Plataforma de gobierno abierto open source
https://gobierto.es
GNU Affero General Public License v3.0
74 stars 32 forks source link

Data / Appending data to an existing dataset with custom schema fails #2957

Closed ferblape closed 4 years ago

ferblape commented 4 years ago

If you create a dataset with a custom schema any other further request to update the dataset (using append option) will overwrite the schema.

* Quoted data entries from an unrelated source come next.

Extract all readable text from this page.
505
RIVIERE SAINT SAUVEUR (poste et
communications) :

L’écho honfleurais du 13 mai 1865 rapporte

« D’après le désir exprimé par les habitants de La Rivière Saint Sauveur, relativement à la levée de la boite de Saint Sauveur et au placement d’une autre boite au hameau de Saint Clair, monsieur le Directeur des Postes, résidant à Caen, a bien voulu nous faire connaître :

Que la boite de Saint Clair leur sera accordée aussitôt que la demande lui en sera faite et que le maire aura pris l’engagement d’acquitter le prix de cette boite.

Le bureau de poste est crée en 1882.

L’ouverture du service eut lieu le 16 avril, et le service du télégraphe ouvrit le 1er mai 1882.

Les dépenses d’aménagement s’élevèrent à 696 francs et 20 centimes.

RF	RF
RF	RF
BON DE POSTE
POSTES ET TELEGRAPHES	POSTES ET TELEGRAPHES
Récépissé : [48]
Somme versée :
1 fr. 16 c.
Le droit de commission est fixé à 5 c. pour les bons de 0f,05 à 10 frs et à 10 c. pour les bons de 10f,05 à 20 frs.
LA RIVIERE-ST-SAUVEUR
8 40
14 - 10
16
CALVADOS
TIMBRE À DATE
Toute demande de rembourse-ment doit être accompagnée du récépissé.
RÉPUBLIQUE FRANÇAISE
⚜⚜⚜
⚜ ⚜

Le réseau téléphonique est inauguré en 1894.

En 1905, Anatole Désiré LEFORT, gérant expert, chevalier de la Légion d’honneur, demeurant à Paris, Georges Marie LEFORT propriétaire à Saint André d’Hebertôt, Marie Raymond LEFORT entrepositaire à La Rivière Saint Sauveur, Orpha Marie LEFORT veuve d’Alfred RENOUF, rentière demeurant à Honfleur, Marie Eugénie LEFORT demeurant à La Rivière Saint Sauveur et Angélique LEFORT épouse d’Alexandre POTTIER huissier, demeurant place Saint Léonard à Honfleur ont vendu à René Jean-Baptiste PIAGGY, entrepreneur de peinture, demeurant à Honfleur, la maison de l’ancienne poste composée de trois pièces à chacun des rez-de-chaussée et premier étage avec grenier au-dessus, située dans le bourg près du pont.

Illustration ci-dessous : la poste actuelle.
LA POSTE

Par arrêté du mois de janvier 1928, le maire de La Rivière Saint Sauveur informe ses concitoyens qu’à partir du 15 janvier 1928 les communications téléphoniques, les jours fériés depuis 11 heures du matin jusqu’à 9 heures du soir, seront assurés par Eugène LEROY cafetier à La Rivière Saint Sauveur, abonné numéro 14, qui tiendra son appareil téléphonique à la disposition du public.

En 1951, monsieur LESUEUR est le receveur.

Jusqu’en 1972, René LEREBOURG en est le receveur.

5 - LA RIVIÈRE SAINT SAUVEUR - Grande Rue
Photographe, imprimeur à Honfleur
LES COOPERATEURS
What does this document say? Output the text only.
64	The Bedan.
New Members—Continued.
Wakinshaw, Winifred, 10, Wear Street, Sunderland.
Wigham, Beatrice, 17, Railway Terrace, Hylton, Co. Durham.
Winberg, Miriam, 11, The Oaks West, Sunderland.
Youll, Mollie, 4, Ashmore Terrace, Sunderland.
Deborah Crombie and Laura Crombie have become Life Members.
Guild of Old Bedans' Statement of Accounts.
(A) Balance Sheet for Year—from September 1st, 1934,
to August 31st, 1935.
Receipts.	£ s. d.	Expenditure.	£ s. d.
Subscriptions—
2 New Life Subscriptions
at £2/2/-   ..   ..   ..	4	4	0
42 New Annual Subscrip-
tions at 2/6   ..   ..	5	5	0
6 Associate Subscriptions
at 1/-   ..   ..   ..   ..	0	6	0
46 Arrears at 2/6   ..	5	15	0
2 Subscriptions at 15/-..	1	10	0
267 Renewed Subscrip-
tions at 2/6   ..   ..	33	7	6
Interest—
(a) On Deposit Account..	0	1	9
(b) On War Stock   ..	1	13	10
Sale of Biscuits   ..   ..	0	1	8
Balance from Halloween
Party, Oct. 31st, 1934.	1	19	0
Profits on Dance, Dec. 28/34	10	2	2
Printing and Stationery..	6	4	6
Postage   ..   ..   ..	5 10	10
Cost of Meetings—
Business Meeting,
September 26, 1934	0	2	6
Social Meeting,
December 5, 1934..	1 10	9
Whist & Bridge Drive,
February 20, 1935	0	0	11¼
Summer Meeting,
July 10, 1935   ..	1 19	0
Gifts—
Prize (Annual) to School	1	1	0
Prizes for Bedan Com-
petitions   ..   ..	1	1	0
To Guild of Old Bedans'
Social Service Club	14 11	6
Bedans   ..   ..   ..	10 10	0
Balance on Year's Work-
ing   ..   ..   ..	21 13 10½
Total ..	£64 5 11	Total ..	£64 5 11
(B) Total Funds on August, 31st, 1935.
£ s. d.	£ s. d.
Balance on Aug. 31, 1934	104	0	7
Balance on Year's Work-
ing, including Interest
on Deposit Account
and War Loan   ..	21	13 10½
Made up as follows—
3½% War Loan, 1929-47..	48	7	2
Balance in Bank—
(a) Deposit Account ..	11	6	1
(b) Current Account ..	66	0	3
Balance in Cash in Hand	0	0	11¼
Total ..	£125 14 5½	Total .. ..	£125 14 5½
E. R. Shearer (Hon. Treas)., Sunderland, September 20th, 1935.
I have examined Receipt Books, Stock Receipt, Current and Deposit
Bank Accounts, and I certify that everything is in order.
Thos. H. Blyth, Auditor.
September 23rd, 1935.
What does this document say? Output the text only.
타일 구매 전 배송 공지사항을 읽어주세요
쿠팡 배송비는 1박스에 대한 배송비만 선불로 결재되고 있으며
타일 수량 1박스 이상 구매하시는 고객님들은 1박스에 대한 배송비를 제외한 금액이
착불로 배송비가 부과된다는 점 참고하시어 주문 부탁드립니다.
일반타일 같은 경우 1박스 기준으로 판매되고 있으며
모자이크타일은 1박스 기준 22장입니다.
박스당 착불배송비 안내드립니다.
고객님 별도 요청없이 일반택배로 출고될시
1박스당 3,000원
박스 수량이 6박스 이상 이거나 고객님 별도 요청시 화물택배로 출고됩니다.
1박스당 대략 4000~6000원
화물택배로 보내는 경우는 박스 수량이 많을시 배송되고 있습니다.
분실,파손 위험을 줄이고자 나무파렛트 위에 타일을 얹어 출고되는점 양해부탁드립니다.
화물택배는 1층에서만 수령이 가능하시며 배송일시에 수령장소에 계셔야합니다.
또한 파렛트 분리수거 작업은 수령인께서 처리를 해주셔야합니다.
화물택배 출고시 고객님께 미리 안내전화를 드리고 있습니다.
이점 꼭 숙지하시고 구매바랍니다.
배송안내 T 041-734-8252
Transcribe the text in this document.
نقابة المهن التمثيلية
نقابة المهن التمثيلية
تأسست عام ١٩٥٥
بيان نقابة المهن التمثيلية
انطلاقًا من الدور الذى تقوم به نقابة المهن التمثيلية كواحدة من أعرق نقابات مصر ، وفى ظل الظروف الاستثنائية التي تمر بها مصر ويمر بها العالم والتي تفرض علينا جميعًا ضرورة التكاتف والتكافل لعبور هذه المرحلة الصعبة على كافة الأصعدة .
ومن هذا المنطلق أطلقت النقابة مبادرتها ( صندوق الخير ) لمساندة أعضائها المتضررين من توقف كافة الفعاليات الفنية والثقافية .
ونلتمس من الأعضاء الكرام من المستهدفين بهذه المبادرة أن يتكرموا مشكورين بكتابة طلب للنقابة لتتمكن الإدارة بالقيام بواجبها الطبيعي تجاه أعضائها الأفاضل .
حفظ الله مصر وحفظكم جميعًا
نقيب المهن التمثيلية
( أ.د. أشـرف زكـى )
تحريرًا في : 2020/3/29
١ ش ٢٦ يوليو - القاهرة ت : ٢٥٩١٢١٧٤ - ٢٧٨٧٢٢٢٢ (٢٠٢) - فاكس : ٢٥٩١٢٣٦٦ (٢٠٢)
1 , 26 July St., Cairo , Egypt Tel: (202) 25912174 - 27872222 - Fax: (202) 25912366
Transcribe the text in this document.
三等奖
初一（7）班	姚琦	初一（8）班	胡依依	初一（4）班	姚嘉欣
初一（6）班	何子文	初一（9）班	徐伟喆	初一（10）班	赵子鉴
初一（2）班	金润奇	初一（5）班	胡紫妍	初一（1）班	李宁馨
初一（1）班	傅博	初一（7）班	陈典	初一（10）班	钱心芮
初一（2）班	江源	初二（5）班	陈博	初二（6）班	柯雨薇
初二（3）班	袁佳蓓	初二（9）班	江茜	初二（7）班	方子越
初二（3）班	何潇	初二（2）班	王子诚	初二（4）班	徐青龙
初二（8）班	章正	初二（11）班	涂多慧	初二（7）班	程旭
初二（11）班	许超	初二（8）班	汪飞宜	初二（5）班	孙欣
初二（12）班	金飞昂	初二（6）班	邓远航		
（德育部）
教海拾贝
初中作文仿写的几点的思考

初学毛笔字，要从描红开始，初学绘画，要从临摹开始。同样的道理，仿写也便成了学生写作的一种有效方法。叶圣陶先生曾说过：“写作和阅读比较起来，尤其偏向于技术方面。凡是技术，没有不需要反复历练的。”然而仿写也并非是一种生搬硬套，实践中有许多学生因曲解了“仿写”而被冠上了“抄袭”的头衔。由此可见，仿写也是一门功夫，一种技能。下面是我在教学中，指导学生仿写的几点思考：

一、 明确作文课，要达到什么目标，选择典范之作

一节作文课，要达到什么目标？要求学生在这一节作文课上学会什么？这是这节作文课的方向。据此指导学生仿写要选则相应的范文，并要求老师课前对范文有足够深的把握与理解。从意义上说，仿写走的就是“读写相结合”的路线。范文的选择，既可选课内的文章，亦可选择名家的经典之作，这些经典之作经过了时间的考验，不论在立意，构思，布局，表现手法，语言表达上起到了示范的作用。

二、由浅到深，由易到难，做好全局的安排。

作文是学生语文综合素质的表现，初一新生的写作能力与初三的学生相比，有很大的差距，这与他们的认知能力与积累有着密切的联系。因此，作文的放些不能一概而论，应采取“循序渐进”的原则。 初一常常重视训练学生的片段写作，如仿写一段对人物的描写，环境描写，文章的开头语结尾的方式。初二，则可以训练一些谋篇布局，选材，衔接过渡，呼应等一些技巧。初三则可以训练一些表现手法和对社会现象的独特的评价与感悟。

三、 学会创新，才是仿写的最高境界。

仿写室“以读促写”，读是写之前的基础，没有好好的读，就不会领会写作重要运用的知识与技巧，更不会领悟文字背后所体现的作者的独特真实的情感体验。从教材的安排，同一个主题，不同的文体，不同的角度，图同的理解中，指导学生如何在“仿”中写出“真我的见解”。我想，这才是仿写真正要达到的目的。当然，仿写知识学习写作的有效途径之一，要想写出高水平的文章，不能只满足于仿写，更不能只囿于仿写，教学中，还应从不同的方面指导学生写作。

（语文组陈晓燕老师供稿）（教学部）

I'd expect the schema to don't be overwritten by an action that is only updating the data.

Steps to reproduce:

  1. define $API_TOKEN_ADMIN env var

  2. Create the dataset using a custom schema:

ruby $DEV_DIR/gobierto-etl-utils/operations/gobierto_data/upload-dataset/run.rb --api-token $API_TOKEN_ADMIN --gobierto-url http://madrid.gobierto.test --name "Calidad aire" --slug calidad-aire --table-name calidad_aire --csv-separator=';' --file-path=data.csv --schema-path=$DEV_DIR/gobierto-etl-datos/datasets/calidad_del_aire_madrid/schema_create.json
  1. Update the dataset with today data (using append option):
ruby $DEV_DIR/gobierto-etl-utils/operations/gobierto_data/upload-dataset/run.rb --api-token $API_TOKEN_ADMIN --gobierto-url http://madrid.gobierto.test --name "Calidad aire" --slug calidad-aire --table-name calidad_aire --file-path=daily_data.csv --append 

In the create statements code the table is created from zero, instead of using the schema of the existing table.

Associated Rollbar: https://rollbar.com/Populate/gobierto/items/3649/

ferblape commented 4 years ago

Issue description updated, you can grab the data from the jenkins server or ask it to me.